Technology companies operate in a particularly demanding supply chain environment. The sophisticated components that make up today’s mobile phones, laptop computers and IT infrastructure are sourced from specialist suppliers spread right across the world. Technology companies also have to contend with product life cycles measured in months rather than years, and with highly volatile consumer demand. Their markets are prone to disruption by new products, new product categories, and new market entrants. Cost pressure is relentless too, with customers expecting products to get cheaper even as they become more powerful and feature-rich. Finally, sales channels are getting more complex. Companies must serve customers online, through traditional retail stores, and increasingly through hybrid routes such as “order online, collect in store” services.
In such a fast-moving and highly competitive market, technology players have sought to improve their responsiveness by reducing inventory levels wherever they can. Inevitably, however, this strategy increases their exposure to delays and disruption in the supply chain. As a result, leading technology firms have made the management of supply chain risk a strategic priority. To avoid supply chain disruption, they are looking for more effective ways to promptly predict and identify any changes and irregularities in the supply chain and the external environment.
Technology companies are also planning ahead, establishing priorities for the management of different types of risk. To better predict risks, some companies are starting to use Internet of Things (IoT) capabilities that enable a new level of self-awareness and communication between technology devices and their ecosystem. To respond to issues that do occur, technology companies are working to improve collaboration, risk sharing, and value alignment with all supply chain partners. They are trying to establish flexible supply chain networks, too, a strategy that also helps to speed new product introductions and meet spikes in customer demand. To make these strategies work, they need tools and processes that show the exact status of materials and products in the end-to-end supply chain, and enable multichannel forward and reverse flows.

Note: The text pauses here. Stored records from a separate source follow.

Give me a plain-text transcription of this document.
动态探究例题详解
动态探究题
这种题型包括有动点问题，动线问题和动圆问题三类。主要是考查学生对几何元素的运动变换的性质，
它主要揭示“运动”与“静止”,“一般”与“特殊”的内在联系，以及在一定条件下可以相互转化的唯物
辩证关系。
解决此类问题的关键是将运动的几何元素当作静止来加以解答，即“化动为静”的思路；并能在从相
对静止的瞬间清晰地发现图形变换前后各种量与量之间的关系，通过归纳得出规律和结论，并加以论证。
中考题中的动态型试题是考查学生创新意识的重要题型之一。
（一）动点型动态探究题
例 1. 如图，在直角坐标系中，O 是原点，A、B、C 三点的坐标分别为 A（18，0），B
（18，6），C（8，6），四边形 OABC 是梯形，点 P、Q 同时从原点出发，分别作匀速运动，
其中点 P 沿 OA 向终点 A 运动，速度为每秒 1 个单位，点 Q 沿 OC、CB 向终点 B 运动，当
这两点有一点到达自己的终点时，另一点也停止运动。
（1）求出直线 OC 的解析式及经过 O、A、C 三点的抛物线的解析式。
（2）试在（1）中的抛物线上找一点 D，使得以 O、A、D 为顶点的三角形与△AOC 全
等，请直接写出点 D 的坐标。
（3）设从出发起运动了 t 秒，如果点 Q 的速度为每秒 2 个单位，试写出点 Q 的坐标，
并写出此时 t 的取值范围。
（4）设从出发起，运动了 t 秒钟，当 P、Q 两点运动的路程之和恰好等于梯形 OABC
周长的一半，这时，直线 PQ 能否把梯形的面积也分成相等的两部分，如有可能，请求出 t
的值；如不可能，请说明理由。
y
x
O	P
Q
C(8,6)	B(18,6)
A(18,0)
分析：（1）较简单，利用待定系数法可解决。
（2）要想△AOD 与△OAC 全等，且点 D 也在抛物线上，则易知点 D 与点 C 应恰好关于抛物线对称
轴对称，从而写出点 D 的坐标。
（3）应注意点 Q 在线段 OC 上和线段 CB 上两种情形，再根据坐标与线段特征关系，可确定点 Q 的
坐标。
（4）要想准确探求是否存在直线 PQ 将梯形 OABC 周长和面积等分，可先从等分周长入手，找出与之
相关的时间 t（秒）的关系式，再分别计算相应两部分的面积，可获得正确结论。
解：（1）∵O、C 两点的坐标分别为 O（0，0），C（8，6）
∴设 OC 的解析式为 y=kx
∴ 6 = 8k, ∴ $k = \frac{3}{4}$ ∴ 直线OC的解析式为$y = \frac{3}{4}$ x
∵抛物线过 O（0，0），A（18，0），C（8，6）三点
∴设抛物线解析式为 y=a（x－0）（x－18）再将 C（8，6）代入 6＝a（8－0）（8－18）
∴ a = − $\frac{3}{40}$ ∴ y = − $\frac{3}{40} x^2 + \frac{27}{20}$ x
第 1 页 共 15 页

As they build the capabilities to meet their existing challenges, technology companies face new ones, too. Stringent end-of-life reuse and recycling regulations, for example, can lengthen the supply chain many years beyond the point of product delivery. In addition, technology companies are now required to collaborate with customers to protect products and services from cyberattack. Malicious hardware and software cannot be allowed to enter the supply chain at the materials, manufacturing or transportation stages. This can broaden the supply chain risk management challenge to encompass customers as well as suppliers.